Name a Credible Academic Supporting von Spakovsky’s Claims that Voter Impersonation Fraud is a Real Problem

I’ve been blogging about Jane Mayer’s terrific New Yorker piece on von Spakovsky, and I wanted to highlight one delicious part of it.

Nearly all scholars of America’s system of locally run elections acknowledge chronic problems, including administrative incompetence, sloppy registration rolls, unreliable machinery, vote buying, and absentee-ballot fraud. But Robert Brandon, the president of the Fair Elections Legal Network and a longtime reformer, says that the current debate, “which is about people impersonating another voter, is silly.” He adds, “You can’t steal an election one person at a time. You can by stuffing ballot boxes—but voter I.D.s won’t stop that.”

Von Spakovsky offered me the names of two experts who, he said, would confirm that voter-impersonation fraud posed a significant peril: Robert Pastor, the director of the Center for Democracy and Election Management, at American University, and Larry Sabato, a political-science professor at the University of Virginia. Pastor, von Spakovsky noted, had spoken to the U.S. Commission on Civil Rights about being a victim of election fraud: voting in Georgia, he discovered that someone else had already voted under his name.

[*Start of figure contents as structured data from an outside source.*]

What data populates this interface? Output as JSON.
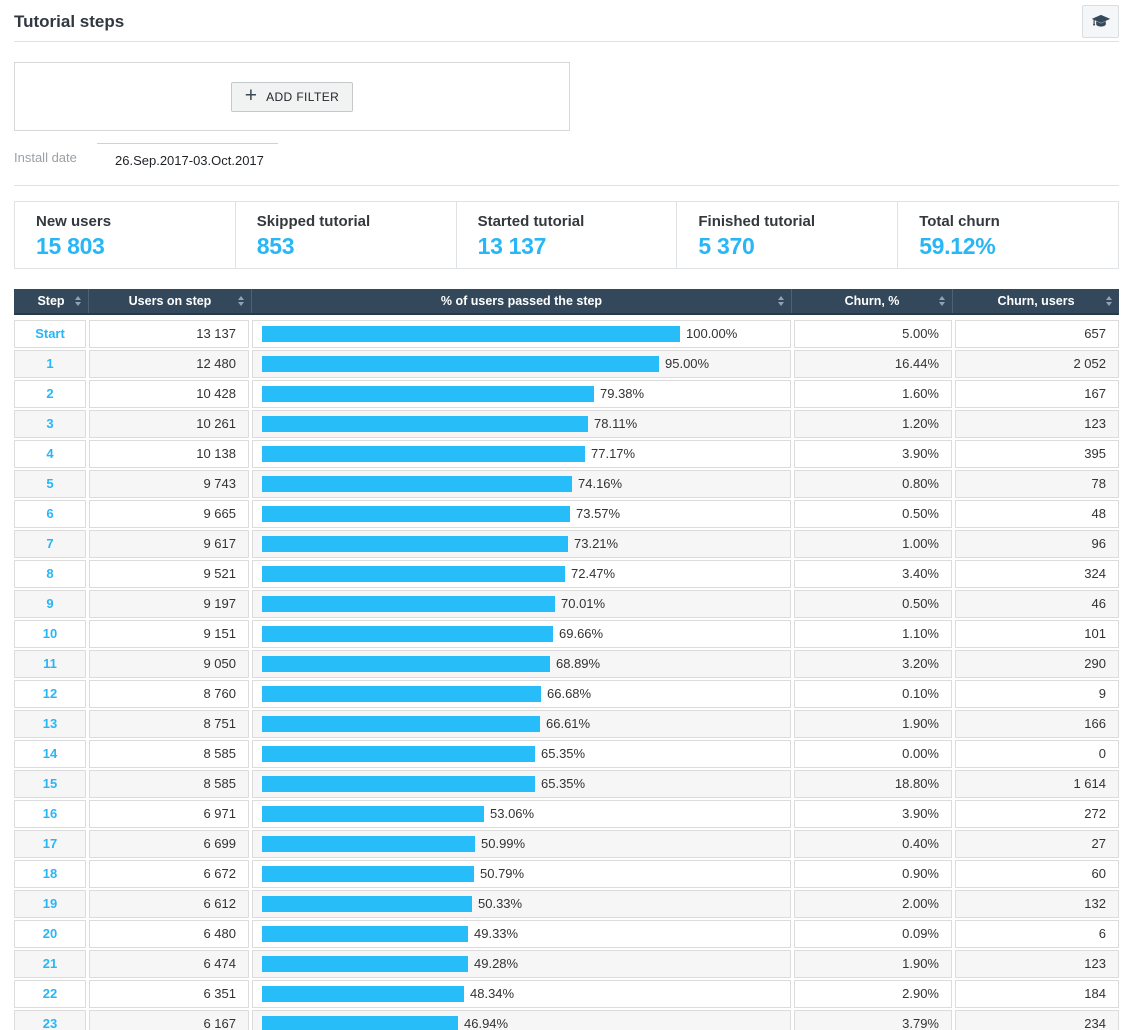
{
  "header": {
    "title": "Tutorial steps",
    "help_icon": "graduation-cap"
  },
  "filters": {
    "add_filter": "ADD FILTER",
    "install_date": {
      "label": "Install date",
      "value": "26.Sep.2017-03.Oct.2017"
    }
  },
  "summary_cards": [
    {
      "label": "New users",
      "value": "15 803"
    },
    {
      "label": "Skipped tutorial",
      "value": "853"
    },
    {
      "label": "Started tutorial",
      "value": "13 137"
    },
    {
      "label": "Finished tutorial",
      "value": "5 370"
    },
    {
      "label": "Total churn",
      "value": "59.12%"
    }
  ],
  "table": {
    "columns": [
      {
        "label": "Step"
      },
      {
        "label": "Users on step"
      },
      {
        "label": "% of users passed the step"
      },
      {
        "label": "Churn, %"
      },
      {
        "label": "Churn, users"
      }
    ],
    "rows": [
      {
        "step": "Start",
        "users_on_step": "13 137",
        "passed_pct": 100.0,
        "passed_label": "100.00%",
        "churn_pct": "5.00%",
        "churn_users": "657"
      },
      {
        "step": "1",
        "users_on_step": "12 480",
        "passed_pct": 95.0,
        "passed_label": "95.00%",
        "churn_pct": "16.44%",
        "churn_users": "2 052"
      },
      {
        "step": "2",
        "users_on_step": "10 428",
        "passed_pct": 79.38,
        "passed_label": "79.38%",
        "churn_pct": "1.60%",
        "churn_users": "167"
      },
      {
        "step": "3",
        "users_on_step": "10 261",
        "passed_pct": 78.11,
        "passed_label": "78.11%",
        "churn_pct": "1.20%",
        "churn_users": "123"
      },
      {
        "step": "4",
        "users_on_step": "10 138",
        "passed_pct": 77.17,
        "passed_label": "77.17%",
        "churn_pct": "3.90%",
        "churn_users": "395"
      },
      {
        "step": "5",
        "users_on_step": "9 743",
        "passed_pct": 74.16,
        "passed_label": "74.16%",
        "churn_pct": "0.80%",
        "churn_users": "78"
      },
      {
        "step": "6",
        "users_on_step": "9 665",
        "passed_pct": 73.57,
        "passed_label": "73.57%",
        "churn_pct": "0.50%",
        "churn_users": "48"
      },
      {
        "step": "7",
        "users_on_step": "9 617",
        "passed_pct": 73.21,
        "passed_label": "73.21%",
        "churn_pct": "1.00%",
        "churn_users": "96"
      },
      {
        "step": "8",
        "users_on_step": "9 521",
        "passed_pct": 72.47,
        "passed_label": "72.47%",
        "churn_pct": "3.40%",
        "churn_users": "324"
      },
      {
        "step": "9",
        "users_on_step": "9 197",
        "passed_pct": 70.01,
        "passed_label": "70.01%",
        "churn_pct": "0.50%",
        "churn_users": "46"
      },
      {
        "step": "10",
        "users_on_step": "9 151",
        "passed_pct": 69.66,
        "passed_label": "69.66%",
        "churn_pct": "1.10%",
        "churn_users": "101"
      },
      {
        "step": "11",
        "users_on_step": "9 050",
        "passed_pct": 68.89,
        "passed_label": "68.89%",
        "churn_pct": "3.20%",
        "churn_users": "290"
      },
      {
        "step": "12",
        "users_on_step": "8 760",
        "passed_pct": 66.68,
        "passed_label": "66.68%",
        "churn_pct": "0.10%",
        "churn_users": "9"
      },
      {
        "step": "13",
        "users_on_step": "8 751",
        "passed_pct": 66.61,
        "passed_label": "66.61%",
        "churn_pct": "1.90%",
        "churn_users": "166"
      },
      {
        "step": "14",
        "users_on_step": "8 585",
        "passed_pct": 65.35,
        "passed_label": "65.35%",
        "churn_pct": "0.00%",
        "churn_users": "0"
      },
      {
        "step": "15",
        "users_on_step": "8 585",
        "passed_pct": 65.35,
        "passed_label": "65.35%",
        "churn_pct": "18.80%",
        "churn_users": "1 614"
      },
      {
        "step": "16",
        "users_on_step": "6 971",
        "passed_pct": 53.06,
        "passed_label": "53.06%",
        "churn_pct": "3.90%",
        "churn_users": "272"
      },
      {
        "step": "17",
        "users_on_step": "6 699",
        "passed_pct": 50.99,
        "passed_label": "50.99%",
        "churn_pct": "0.40%",
        "churn_users": "27"
      },
      {
        "step": "18",
        "users_on_step": "6 672",
        "passed_pct": 50.79,
        "passed_label": "50.79%",
        "churn_pct": "0.90%",
        "churn_users": "60"
      },
      {
        "step": "19",
        "users_on_step": "6 612",
        "passed_pct": 50.33,
        "passed_label": "50.33%",
        "churn_pct": "2.00%",
        "churn_users": "132"
      },
      {
        "step": "20",
        "users_on_step": "6 480",
        "passed_pct": 49.33,
        "passed_label": "49.33%",
        "churn_pct": "0.09%",
        "churn_users": "6"
      },
      {
        "step": "21",
        "users_on_step": "6 474",
        "passed_pct": 49.28,
        "passed_label": "49.28%",
        "churn_pct": "1.90%",
        "churn_users": "123"
      },
      {
        "step": "22",
        "users_on_step": "6 351",
        "passed_pct": 48.34,
        "passed_label": "48.34%",
        "churn_pct": "2.90%",
        "churn_users": "184"
      },
      {
        "step": "23",
        "users_on_step": "6 167",
        "passed_pct": 46.94,
        "passed_label": "46.94%",
        "churn_pct": "3.79%",
        "churn_users": "234"
      }
    ]
  },
  "colors": {
    "accent_blue": "#29b6f6",
    "bar_blue": "#27bdf8",
    "table_header_bg": "#33495b"
  }
}
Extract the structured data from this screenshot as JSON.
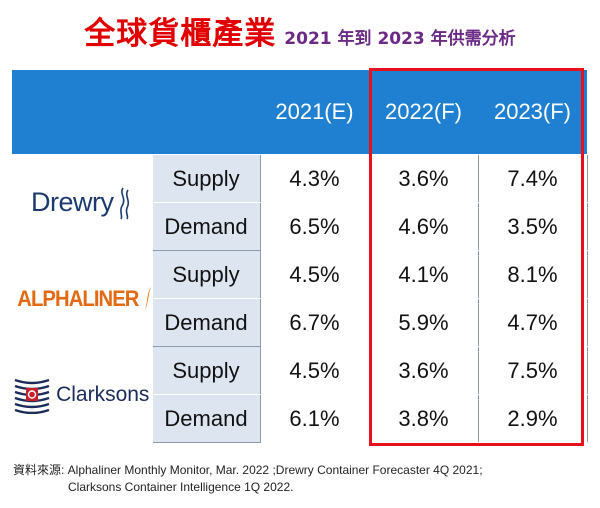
{
  "title": {
    "main": "全球貨櫃產業",
    "subtitle": "2021 年到 2023 年供需分析"
  },
  "chart_data": {
    "type": "table",
    "columns": [
      "2021(E)",
      "2022(F)",
      "2023(F)"
    ],
    "sources": [
      {
        "name": "Drewry",
        "rows": [
          {
            "label": "Supply",
            "values": [
              "4.3%",
              "3.6%",
              "7.4%"
            ]
          },
          {
            "label": "Demand",
            "values": [
              "6.5%",
              "4.6%",
              "3.5%"
            ]
          }
        ]
      },
      {
        "name": "ALPHALINER",
        "rows": [
          {
            "label": "Supply",
            "values": [
              "4.5%",
              "4.1%",
              "8.1%"
            ]
          },
          {
            "label": "Demand",
            "values": [
              "6.7%",
              "5.9%",
              "4.7%"
            ]
          }
        ]
      },
      {
        "name": "Clarksons",
        "rows": [
          {
            "label": "Supply",
            "values": [
              "4.5%",
              "3.6%",
              "7.5%"
            ]
          },
          {
            "label": "Demand",
            "values": [
              "6.1%",
              "3.8%",
              "2.9%"
            ]
          }
        ]
      }
    ],
    "highlighted_columns": [
      "2022(F)",
      "2023(F)"
    ]
  },
  "source_note": {
    "line1": "資料來源: Alphaliner Monthly Monitor, Mar. 2022 ;Drewry Container Forecaster 4Q 2021;",
    "line2": "Clarksons Container Intelligence 1Q 2022."
  },
  "colors": {
    "title_red": "#e00000",
    "subtitle_purple": "#6b2a85",
    "header_blue": "#1f7fd0",
    "label_bg": "#dde6f0",
    "highlight_red": "#e8101c",
    "alphaliner_orange": "#e36a12",
    "drewry_navy": "#1b3a6e"
  }
}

When I reached Pastor, he clarified what had happened to him. “I think they just mistakenly checked my name when my son voted—it was just a mistake.” He added, “I don’t think that voter-impersonation fraud is a serious problem.” Pastor believes that, compared with other democracies, America is “somewhere near the bottom in election administration,” and thinks that voter I.D.s make sense—but only if they are free and easily available to all, which, he points out, is not what Republican legislatures have proposed. Sabato, who supports the use of voter I.D.s under the same basic conditions, says of the voter-impersonation question, “One fraudulent vote is one too many, but my sense is that it’s relatively rare today.”

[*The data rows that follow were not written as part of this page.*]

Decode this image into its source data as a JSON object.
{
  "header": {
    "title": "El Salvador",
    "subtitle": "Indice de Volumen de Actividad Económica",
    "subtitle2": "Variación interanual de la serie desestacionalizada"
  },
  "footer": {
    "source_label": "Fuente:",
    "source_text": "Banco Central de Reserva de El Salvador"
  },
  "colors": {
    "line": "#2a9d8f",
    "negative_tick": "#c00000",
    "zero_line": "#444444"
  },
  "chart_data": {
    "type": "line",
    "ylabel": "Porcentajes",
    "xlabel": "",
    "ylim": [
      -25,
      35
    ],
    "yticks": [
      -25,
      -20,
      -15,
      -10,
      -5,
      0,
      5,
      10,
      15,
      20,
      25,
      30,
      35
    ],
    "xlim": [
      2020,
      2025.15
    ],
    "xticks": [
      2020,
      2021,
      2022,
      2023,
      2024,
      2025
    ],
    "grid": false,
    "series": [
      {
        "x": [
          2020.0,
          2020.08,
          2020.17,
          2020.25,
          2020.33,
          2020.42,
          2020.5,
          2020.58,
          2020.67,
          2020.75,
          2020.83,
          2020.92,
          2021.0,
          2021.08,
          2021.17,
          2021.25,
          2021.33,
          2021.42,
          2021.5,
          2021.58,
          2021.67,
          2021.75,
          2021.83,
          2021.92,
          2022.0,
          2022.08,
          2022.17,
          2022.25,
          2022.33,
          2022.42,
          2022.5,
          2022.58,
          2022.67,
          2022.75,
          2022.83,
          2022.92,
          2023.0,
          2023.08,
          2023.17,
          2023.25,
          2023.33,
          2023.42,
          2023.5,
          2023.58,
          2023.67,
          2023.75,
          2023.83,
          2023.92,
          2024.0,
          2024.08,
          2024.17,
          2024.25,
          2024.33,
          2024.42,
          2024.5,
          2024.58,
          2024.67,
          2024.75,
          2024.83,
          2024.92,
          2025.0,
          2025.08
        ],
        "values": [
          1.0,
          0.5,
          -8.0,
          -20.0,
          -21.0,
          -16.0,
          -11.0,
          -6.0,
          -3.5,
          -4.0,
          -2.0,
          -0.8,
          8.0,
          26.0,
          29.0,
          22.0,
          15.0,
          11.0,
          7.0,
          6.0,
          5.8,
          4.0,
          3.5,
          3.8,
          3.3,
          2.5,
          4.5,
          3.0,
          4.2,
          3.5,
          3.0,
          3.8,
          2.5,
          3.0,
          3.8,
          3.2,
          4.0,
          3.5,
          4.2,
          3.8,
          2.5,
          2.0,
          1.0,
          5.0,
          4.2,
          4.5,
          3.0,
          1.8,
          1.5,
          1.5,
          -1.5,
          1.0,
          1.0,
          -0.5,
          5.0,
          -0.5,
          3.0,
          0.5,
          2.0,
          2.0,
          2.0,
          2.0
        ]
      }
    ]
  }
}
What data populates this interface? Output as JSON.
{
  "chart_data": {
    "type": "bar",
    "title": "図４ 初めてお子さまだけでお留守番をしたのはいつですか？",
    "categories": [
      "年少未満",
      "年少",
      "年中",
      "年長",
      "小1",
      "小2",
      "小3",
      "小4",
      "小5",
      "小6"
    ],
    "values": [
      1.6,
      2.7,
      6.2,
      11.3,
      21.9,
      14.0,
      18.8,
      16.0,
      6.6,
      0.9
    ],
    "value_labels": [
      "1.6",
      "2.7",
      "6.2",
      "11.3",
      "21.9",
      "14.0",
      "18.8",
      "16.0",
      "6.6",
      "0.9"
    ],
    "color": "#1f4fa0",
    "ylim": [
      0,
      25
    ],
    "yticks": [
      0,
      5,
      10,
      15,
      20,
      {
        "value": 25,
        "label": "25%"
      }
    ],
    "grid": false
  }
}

Hasen says that, while researching “The Voting Wars,” he “tried to find a single case” since 1980 when “an election outcome could plausibly have turned on voter-impersonation fraud.” He couldn’t find one. News21, an investigative-journalism group, has reported that voter impersonation at the polls is a “virtually non-existent” problem. After conducting an exhaustive analysis of election-crime prosecutions since 2000, it identified only seven convictions for impersonation fraud. None of those cases involved conspiracy.